Break up file into n number of subsets and run in parallel

Hi Guys,

I want to break down one of my input files into say 25 parts , run the same script in parallel and then merge the output into a single script.
I have access to computing resources that can deal with 25 files, if I just run the original file the total time is about 15 days every time.

Is this possible? So if I have an awk script gina.awk, these would be the steps.

  1. Split Input.file into Input1.file, Input2.file,....Input25.file

for file in Input*
do
./gina.awk $file > out_$file
done
cat out* > Output.file

Is this possible? and will it help my cause in speeding up? I have access to 25 CPU cores.

Try:

LINES=`wc -l Input.file | awk '{print int($1/25)}'`
split -dl$LINES Input.file Input.file
mv Input.file /somewhere/else

for file in Input*; do 
  ./gina.awk $file > out_$file &
done

cat out* > Output.file
1 Like

Is it just a really slow awk script? Or is there hundreds of gigabytes of data? Splitting it in 25 won't speed up a slow disk.

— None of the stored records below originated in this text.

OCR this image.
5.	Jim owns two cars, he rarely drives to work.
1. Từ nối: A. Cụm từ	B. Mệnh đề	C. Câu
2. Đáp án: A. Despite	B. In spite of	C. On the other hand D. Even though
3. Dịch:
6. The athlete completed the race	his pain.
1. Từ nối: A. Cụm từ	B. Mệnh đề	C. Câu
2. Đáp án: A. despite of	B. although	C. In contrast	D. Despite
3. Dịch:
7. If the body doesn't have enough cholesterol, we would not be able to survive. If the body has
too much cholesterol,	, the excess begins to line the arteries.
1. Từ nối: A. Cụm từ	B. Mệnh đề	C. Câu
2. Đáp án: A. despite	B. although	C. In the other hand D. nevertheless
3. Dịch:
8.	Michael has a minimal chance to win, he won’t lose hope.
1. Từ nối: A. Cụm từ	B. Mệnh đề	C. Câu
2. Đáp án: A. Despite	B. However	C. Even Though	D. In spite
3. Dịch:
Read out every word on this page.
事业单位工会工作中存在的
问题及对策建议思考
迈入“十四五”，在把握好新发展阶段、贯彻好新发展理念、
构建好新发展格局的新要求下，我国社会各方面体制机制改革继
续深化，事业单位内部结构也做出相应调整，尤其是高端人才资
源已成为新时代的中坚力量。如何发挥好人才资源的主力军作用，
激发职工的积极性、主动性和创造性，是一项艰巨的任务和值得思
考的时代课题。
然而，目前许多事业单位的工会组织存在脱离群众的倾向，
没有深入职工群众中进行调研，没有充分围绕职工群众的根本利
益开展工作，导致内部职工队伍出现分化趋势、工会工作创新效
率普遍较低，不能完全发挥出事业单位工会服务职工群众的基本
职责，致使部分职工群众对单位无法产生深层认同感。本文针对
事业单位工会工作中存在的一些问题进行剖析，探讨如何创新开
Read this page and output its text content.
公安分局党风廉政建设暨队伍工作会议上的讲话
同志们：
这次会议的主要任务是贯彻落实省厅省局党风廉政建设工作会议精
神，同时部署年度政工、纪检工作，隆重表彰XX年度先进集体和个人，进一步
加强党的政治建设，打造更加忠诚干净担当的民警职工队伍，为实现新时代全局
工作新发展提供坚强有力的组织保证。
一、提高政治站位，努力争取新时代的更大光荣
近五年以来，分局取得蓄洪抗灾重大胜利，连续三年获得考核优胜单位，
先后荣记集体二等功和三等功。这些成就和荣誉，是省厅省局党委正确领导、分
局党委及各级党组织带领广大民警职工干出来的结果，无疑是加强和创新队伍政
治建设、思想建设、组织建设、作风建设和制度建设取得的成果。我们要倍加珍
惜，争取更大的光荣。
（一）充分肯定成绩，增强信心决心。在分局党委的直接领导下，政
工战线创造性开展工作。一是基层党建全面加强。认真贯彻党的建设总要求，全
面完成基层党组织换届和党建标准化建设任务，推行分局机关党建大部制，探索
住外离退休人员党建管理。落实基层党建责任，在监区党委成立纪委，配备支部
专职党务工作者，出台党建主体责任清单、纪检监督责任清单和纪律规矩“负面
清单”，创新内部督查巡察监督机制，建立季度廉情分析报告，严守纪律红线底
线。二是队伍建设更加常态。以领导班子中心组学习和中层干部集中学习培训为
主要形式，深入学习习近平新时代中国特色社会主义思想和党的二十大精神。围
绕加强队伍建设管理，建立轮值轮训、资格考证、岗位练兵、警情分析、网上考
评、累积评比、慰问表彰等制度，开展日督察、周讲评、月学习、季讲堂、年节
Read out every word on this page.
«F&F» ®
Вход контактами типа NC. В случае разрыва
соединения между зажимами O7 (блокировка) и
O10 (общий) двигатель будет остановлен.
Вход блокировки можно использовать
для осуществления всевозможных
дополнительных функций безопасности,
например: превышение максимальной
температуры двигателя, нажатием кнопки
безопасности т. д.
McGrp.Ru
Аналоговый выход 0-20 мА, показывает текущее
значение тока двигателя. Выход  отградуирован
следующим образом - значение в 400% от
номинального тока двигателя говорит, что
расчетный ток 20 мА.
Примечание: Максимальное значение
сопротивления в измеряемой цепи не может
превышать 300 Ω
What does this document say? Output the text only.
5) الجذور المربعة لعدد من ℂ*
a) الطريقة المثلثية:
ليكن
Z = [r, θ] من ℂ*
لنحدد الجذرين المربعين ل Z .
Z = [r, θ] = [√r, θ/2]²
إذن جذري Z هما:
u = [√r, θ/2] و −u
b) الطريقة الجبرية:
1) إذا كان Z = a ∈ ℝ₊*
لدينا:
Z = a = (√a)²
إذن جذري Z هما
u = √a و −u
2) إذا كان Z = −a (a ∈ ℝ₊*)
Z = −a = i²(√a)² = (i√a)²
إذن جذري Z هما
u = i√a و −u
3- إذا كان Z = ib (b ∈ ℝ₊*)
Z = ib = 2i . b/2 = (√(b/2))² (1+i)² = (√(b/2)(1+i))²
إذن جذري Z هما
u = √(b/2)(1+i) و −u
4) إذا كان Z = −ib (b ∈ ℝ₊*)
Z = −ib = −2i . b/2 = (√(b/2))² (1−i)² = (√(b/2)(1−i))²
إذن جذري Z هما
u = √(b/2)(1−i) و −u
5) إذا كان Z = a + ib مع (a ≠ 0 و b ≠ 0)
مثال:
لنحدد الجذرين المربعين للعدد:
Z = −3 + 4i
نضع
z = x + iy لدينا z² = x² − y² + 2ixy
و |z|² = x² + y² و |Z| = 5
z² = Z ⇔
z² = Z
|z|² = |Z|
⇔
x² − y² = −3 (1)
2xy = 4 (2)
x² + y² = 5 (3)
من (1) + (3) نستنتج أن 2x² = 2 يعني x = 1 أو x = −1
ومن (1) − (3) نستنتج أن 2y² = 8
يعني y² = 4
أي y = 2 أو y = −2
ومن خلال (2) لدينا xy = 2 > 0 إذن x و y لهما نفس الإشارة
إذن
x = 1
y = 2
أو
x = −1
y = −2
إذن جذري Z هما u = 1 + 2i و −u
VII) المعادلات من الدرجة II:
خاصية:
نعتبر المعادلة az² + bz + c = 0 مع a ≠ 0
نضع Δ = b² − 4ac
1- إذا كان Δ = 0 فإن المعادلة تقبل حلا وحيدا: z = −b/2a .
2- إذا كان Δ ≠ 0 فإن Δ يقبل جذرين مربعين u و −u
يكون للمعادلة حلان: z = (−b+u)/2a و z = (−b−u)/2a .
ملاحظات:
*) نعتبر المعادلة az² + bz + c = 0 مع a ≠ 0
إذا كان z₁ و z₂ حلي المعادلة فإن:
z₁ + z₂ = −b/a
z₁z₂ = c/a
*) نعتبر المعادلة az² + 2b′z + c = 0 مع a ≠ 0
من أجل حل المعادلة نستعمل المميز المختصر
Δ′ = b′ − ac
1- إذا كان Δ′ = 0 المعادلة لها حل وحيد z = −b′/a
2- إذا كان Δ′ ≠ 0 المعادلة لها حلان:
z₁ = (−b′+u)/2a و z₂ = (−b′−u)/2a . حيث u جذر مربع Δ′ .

Does it make sense to split up the input data into sections? Is each line considered individually or does context matter?

Certainly it's possible to do what you want... Whether it's a good idea we don't know enough to say yet.

1 Like

@bartus11

Don't we need a wait before the last statement?

--ahamed

Indeed, it might be useful. Alternatively, the OP could be checking the status of the jobs with:

jobs

And execute the last part manually when there are no more jobs executing.

Yes, each line in the input is independent ..and the awk script does a series of greps from another file and writes to the output..

It may be possible to speed up the awk script...